Pettis continues, "The combination of those two things -- working as a team and adopting effective tools that can help you identify waste and streamline processes -- puts us in a terrific position to improve processes and patient outcomes."  , "IPs are in such a great position to be able to connect the dots because we have that big picture, that 30,000-foot view. We are able to bring that to the table and look ahead to see what's bubbling up to the surface out there. The other thing is, I find more IPs are willing to get involved legislatively and do some lobbying at a local level because the stakes are so high now and our visibility has improved, and so that's where I see us growing and being more able to bring value. We're gearing up because it is such an unknown future as far as when the Affordable Care Act really rolls out and starts to kick in -- at this point I don't know what that will mean, so that's one of the motivators to make sure that we all getting the tools we need for our quality improvement efforts."



References

Chassin MR and O’Kane ME. History of the Quality Improvement Movement. 2010.

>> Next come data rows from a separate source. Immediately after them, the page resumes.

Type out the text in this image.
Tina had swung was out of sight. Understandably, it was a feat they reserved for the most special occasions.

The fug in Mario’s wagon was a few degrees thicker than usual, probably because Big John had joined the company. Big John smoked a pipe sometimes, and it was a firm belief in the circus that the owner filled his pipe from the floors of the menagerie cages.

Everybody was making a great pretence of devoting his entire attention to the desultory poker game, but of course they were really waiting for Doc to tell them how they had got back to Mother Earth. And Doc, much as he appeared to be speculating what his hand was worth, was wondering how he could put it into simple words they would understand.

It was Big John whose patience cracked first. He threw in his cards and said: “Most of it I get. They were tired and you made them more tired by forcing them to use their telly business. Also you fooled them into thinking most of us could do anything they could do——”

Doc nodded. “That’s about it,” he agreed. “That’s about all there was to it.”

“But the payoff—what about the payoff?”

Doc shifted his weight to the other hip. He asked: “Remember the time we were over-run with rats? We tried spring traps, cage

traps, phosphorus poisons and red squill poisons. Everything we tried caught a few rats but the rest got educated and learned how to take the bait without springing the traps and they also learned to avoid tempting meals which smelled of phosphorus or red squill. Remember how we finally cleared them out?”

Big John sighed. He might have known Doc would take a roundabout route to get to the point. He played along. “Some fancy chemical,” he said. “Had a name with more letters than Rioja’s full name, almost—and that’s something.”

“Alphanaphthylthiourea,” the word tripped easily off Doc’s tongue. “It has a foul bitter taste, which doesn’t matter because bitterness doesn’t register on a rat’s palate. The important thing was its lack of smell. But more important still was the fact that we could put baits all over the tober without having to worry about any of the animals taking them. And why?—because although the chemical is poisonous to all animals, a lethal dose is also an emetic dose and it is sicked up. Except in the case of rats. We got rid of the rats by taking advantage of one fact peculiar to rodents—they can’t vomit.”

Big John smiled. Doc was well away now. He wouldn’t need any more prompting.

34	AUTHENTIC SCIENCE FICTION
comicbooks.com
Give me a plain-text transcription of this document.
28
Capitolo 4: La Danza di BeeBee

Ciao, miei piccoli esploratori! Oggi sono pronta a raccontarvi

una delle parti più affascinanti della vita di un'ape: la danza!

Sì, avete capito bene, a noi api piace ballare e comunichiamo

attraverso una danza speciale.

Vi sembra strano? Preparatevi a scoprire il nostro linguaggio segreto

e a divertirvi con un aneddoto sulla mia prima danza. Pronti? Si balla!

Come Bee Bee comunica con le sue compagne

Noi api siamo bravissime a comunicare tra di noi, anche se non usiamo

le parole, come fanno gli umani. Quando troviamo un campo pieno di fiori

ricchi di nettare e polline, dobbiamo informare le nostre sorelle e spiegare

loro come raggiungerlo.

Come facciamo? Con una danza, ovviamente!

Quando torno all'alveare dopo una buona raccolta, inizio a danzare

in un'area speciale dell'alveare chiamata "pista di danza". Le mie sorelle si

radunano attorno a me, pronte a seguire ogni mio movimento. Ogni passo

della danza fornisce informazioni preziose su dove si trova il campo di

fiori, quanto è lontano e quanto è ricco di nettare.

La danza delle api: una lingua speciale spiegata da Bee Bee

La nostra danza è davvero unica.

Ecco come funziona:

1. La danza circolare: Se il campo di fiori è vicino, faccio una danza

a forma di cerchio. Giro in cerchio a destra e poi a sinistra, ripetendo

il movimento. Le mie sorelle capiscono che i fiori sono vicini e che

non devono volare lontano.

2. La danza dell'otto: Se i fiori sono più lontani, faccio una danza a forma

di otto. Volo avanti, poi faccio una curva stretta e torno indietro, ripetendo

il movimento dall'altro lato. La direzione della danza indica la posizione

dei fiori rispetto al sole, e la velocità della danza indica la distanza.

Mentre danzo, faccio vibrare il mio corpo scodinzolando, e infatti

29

Institute of Medicine. Crossing the quality chasm: a new health system for the 21st century. Washington, D.C.: National Academy Press, 1990, p. 244.

Institute of Medicine. Crossing the Quality Chasm: A New Health System for the 21st Century. Washington, DC: National Academy Press, 2001.

Institute of Medicine. Shaping the Future for Health. To Err is Human: Building a Safer Health System. Washington, DC: National Academy Press, 1999.